Como explicar a tragédia?
As cinzas do Museu Nacional são um retrato da nossa realidade. O Brasil está em cinzas e os culpados são toda a classe dirigente das últimas décadas, da esquerda à direita, que não pensa o Brasil como Nação, com políticas públicas de longo prazo. Enquanto vemos a saúde, a educação, a segurança em escombros, a classe política continua fazendo as leis para si mesma, para se perpetuar no poder com privilégios. Não tinha nem água para apagar o fogo.

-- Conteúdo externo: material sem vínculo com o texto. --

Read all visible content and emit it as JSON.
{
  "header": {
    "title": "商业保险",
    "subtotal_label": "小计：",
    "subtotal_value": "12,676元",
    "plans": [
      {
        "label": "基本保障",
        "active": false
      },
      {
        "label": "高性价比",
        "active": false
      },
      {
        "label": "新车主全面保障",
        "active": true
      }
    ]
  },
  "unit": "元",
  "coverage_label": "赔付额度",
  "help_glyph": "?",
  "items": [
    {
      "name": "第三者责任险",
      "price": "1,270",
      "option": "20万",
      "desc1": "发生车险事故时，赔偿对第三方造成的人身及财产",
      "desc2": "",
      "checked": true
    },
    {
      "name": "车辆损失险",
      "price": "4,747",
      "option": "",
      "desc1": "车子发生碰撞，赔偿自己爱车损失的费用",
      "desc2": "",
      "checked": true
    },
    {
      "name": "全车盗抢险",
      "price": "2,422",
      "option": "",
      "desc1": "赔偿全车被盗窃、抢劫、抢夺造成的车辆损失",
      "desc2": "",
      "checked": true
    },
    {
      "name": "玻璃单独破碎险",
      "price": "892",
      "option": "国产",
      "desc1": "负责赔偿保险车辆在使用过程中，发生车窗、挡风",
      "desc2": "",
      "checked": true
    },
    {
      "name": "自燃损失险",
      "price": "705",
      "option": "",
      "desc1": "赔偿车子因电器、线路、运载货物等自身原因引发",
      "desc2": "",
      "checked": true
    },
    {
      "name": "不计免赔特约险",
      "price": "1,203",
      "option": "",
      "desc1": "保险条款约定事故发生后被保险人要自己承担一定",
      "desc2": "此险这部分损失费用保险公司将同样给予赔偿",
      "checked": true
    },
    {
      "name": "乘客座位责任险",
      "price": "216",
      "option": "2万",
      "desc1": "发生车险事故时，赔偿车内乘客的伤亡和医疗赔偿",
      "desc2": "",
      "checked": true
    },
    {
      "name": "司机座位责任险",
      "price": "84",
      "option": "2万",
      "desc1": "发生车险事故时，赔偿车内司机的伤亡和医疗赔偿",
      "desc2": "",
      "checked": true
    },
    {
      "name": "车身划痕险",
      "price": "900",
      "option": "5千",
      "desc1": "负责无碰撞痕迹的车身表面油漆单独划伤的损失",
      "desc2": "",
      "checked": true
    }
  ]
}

O incêndio é uma espécie de colapso civilizatório?
É isso que estou falando. É um colapso da nação, é um colapso do País, não é um colapso do Ministério da Cultura ou do setor cultural. O País tem dinheiro. O que não temos é material humano, gente com capacidade para dirigir o País. É uma situação que só piora e acho que chegamos a um estado de desespero. Era esperado que algo assim acontecesse?
Não, isso é uma coisa que deixou o mundo de boca aberta. E todos fogem da responsabilidade. O ministro da Cultura foge de explicar o que aconteceu, o reitor disse que a verba que vinha para o Museu Nacional era cada vez menor. Gastou-se, no ano passado, cerca de R$ 50 mil por mês com o museu. É o que um deputado ganha. Não pode dar certo esse país.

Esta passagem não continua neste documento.